Le phénomène de plateformisation a ses conséquences : les éditeurs, privés d’une part importante du trafic sur leur sites web, deviennent rapidement le « maillon faible » dans la chaîne de valeur des médias numériques. En effet, qui dit perte de trafic dit perte de valeur aux yeux des annonceurs, entraînant la fragilisation de leur modèle économique reposant pour la grande majorité sur la publicité.

Et les régies des médias dans tout cela ? Elles sont peu à peu supplantées par celles des réseaux sociaux, qui sans les contraindre, les incitent fortement à passer par elles pour une optimisation et une intégration des formats synonymes de meilleures performances. Cela signifie néanmoins, de leur céder un pourcentage variable des recettes publicitaires. Les médias perdent donc progressivement la main sur leur audience, et sur la valeur économique qui leur est associée. Rappelons que Google et Facebook captent plus de 54% des recettes publicitaires mondiales selon les dernières estimations. La conquête de nouveaux lecteurs passe-t-elle donc nécessairement par la dépendance économique envers ces titans du digital ? Souffrant déjà du phénomène des adblockers, l’industrie des contenus en ligne peut aujourd’hui difficilement se passer de l’exposition que leur offre ces gigantesques canaux de distribution.

L’enjeu de la mesure

Une des difficultés majeures à l’ère de la plateformisation des médias est de récolter, traiter et analyser une quantité de mesures différentes provenant de plateformes différentes aux audiences différentes. Passée la première étape de récupération des données via les API des canaux de distribution, comment les analyser sans mesure commune ? Cette dispersion de la data sur des plateformes ayant souvent des définitions différentes d’un même indicateur implique de considérer la mesure de la performance autrement : moins se concentrer sur un total de vues quand on sait qu’une vue peut être comptabilisée à 3 secondes chez les uns et à 1 seconde chez les autres, et se focaliser davantage sur la couverture totale, l’interaction et le fait de toucher à chaque fois de nouveaux utilisateurs. À cela s’ajoute des rapports de mesure d’audience fournis moins régulièrement que par des instances tierces comme Médiamétrie. MinuteBuzz, le premier média européen à avoir opéré sa transformation en média 100% plateformes sociales et 100% vidéo, a suspendu son abonnement chez Médiamétrie et fonctionne désormais sans leur rapport quotidien. Le média ne raisonne donc plus en visites uniques mais en nombre de vidéos vues et en taux de complétion. Néanmoins, ce manque de standard de mesure sur toutes les plateformes complexifie les modèles d’attribution, et a donc un impact sur la monétisation.

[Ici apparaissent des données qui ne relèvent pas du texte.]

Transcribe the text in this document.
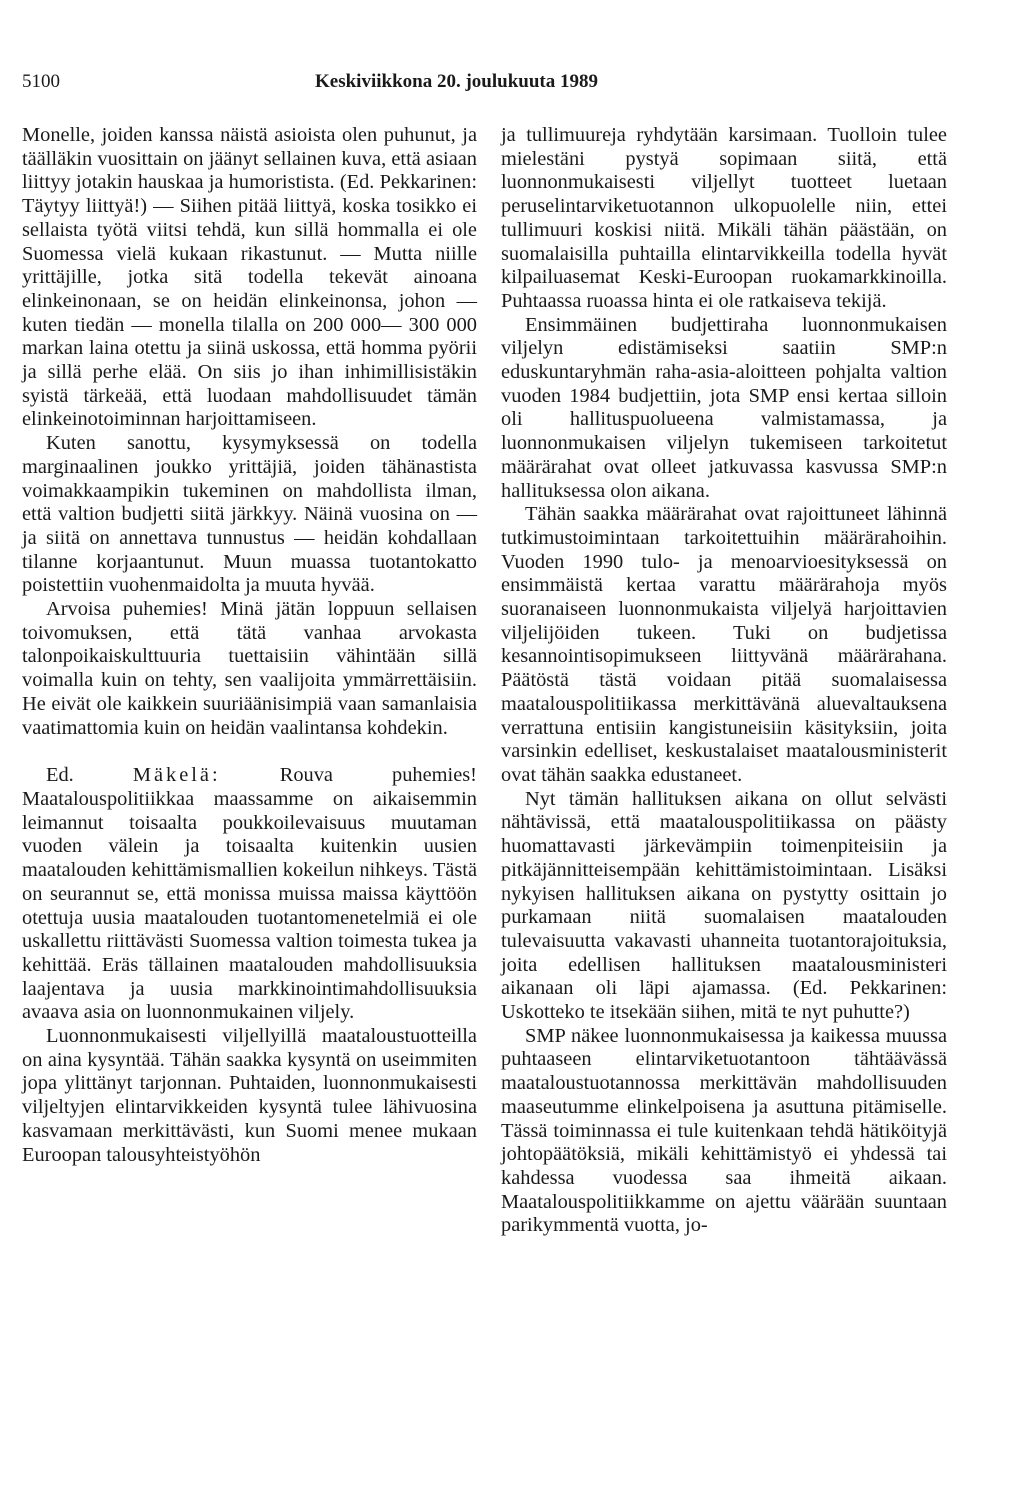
5100	Keskiviikkona 20. joulukuuta 1989

Monelle, joiden kanssa näistä asioista olen puhunut, ja täälläkin vuosittain on jäänyt sellainen kuva, että asiaan liittyy jotakin hauskaa ja humoristista. (Ed. Pekkarinen: Täytyy liittyä!) — Siihen pitää liittyä, koska tosikko ei sellaista työtä viitsi tehdä, kun sillä hommalla ei ole Suomessa vielä kukaan rikastunut. — Mutta niille yrittäjille, jotka sitä todella tekevät ainoana elinkeinonaan, se on heidän elinkeinonsa, johon — kuten tiedän — monella tilalla on 200 000— 300 000 markan laina otettu ja siinä uskossa, että homma pyörii ja sillä perhe elää. On siis jo ihan inhimillisistäkin syistä tärkeää, että luodaan mahdollisuudet tämän elinkeinotoiminnan harjoittamiseen.

Kuten sanottu, kysymyksessä on todella marginaalinen joukko yrittäjiä, joiden tähänastista voimakkaampikin tukeminen on mahdollista ilman, että valtion budjetti siitä järkkyy. Näinä vuosina on — ja siitä on annettava tunnustus — heidän kohdallaan tilanne korjaantunut. Muun muassa tuotantokatto poistettiin vuohenmaidolta ja muuta hyvää.

Arvoisa puhemies! Minä jätän loppuun sellaisen toivomuksen, että tätä vanhaa arvokasta talonpoikaiskulttuuria tuettaisiin vähintään sillä voimalla kuin on tehty, sen vaalijoita ymmärrettäisiin. He eivät ole kaikkein suuriäänisimpiä vaan samanlaisia vaatimattomia kuin on heidän vaalintansa kohdekin.

Ed.	Mäkelä:	Rouva puhemies! Maatalouspolitiikkaa maassamme on aikaisemmin leimannut toisaalta poukkoilevaisuus muutaman vuoden välein ja toisaalta kuitenkin uusien maatalouden kehittämismallien kokeilun nihkeys. Tästä on seurannut se, että monissa muissa maissa käyttöön otettuja uusia maatalouden tuotantomenetelmiä ei ole uskallettu riittävästi Suomessa valtion toimesta tukea ja kehittää. Eräs tällainen maatalouden mahdollisuuksia laajentava ja uusia markkinointimahdollisuuksia avaava asia on luonnonmukainen viljely.

Luonnonmukaisesti viljellyillä maataloustuotteilla on aina kysyntää. Tähän saakka kysyntä on useimmiten jopa ylittänyt tarjonnan. Puhtaiden, luonnonmukaisesti viljeltyjen elintarvikkeiden kysyntä tulee lähivuosina kasvamaan merkittävästi, kun Suomi menee mukaan Euroopan talousyhteistyöhön

ja tullimuureja ryhdytään karsimaan. Tuolloin tulee mielestäni pystyä sopimaan siitä, että luonnonmukaisesti viljellyt tuotteet luetaan peruselintarviketuotannon ulkopuolelle niin, ettei tullimuuri koskisi niitä. Mikäli tähän päästään, on suomalaisilla puhtailla elintarvikkeilla todella hyvät kilpailuasemat Keski-Euroopan ruokamarkkinoilla. Puhtaassa ruoassa hinta ei ole ratkaiseva tekijä.

Ensimmäinen budjettiraha luonnonmukaisen viljelyn edistämiseksi saatiin SMP:n eduskuntaryhmän raha-asia-aloitteen pohjalta valtion vuoden 1984 budjettiin, jota SMP ensi kertaa silloin oli hallituspuolueena valmistamassa, ja luonnonmukaisen viljelyn tukemiseen tarkoitetut määrärahat ovat olleet jatkuvassa kasvussa SMP:n hallituksessa olon aikana.

Tähän saakka määrärahat ovat rajoittuneet lähinnä tutkimustoimintaan tarkoitettuihin määrärahoihin. Vuoden 1990 tulo- ja menoarvioesityksessä on ensimmäistä kertaa varattu määrärahoja myös suoranaiseen luonnonmukaista viljelyä harjoittavien viljelijöiden tukeen. Tuki on budjetissa kesannointisopimukseen liittyvänä määrärahana. Päätöstä tästä voidaan pitää suomalaisessa maatalouspolitiikassa merkittävänä aluevaltauksena verrattuna entisiin kangistuneisiin käsityksiin, joita varsinkin edelliset, keskustalaiset maatalousministerit ovat tähän saakka edustaneet.

Nyt tämän hallituksen aikana on ollut selvästi nähtävissä, että maatalouspolitiikassa on päästy huomattavasti järkevämpiin toimenpiteisiin ja pitkäjännitteisempään kehittämistoimintaan. Lisäksi nykyisen hallituksen aikana on pystytty osittain jo purkamaan niitä suomalaisen maatalouden tulevaisuutta vakavasti uhanneita tuotantorajoituksia, joita edellisen hallituksen maatalousministeri aikanaan oli läpi ajamassa. (Ed. Pekkarinen: Uskotteko te itsekään siihen, mitä te nyt puhutte?)

SMP näkee luonnonmukaisessa ja kaikessa muussa puhtaaseen elintarviketuotantoon tähtäävässä maataloustuotannossa merkittävän mahdollisuuden maaseutumme elinkelpoisena ja asuttuna pitämiselle. Tässä toiminnassa ei tule kuitenkaan tehdä hätiköityjä johtopäätöksiä, mikäli kehittämistyö ei yhdessä tai kahdessa vuodessa saa ihmeitä aikaan. Maatalouspolitiikkamme on ajettu väärään suuntaan parikymmentä vuotta, jo-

La plateformisation des contenus, un phénomène ne pouvant plus être ignoré

Certes, l’adaptation à cette perte de contrôle sera douloureuse pour les entreprises qui ne repenseront pas rapidement leur business model dans le sens d’une distribution multi- plateformes. Mais comme lors de toute transformation de l’industrie, un temps de latence est nécessaire pour définir clairement les règles du jeu, notamment en termes de mesure, d’attribution et de monétisation. Enfin, toute transition de l’industrie offre des opportunités à saisir. Les médias pourront miser sur les options de ciblage toujours plus fines offertes par leurs hébergeurs pour augmenter leur notoriété, repenser une stratégie de contenu adaptée à chacune des plateformes, et redéfinir le rôle de leur site web, avant d’obtenir des réponses aux nombreuses questions qui se posent. D’ici là, l’Internet ne cessera pas de changer de visage.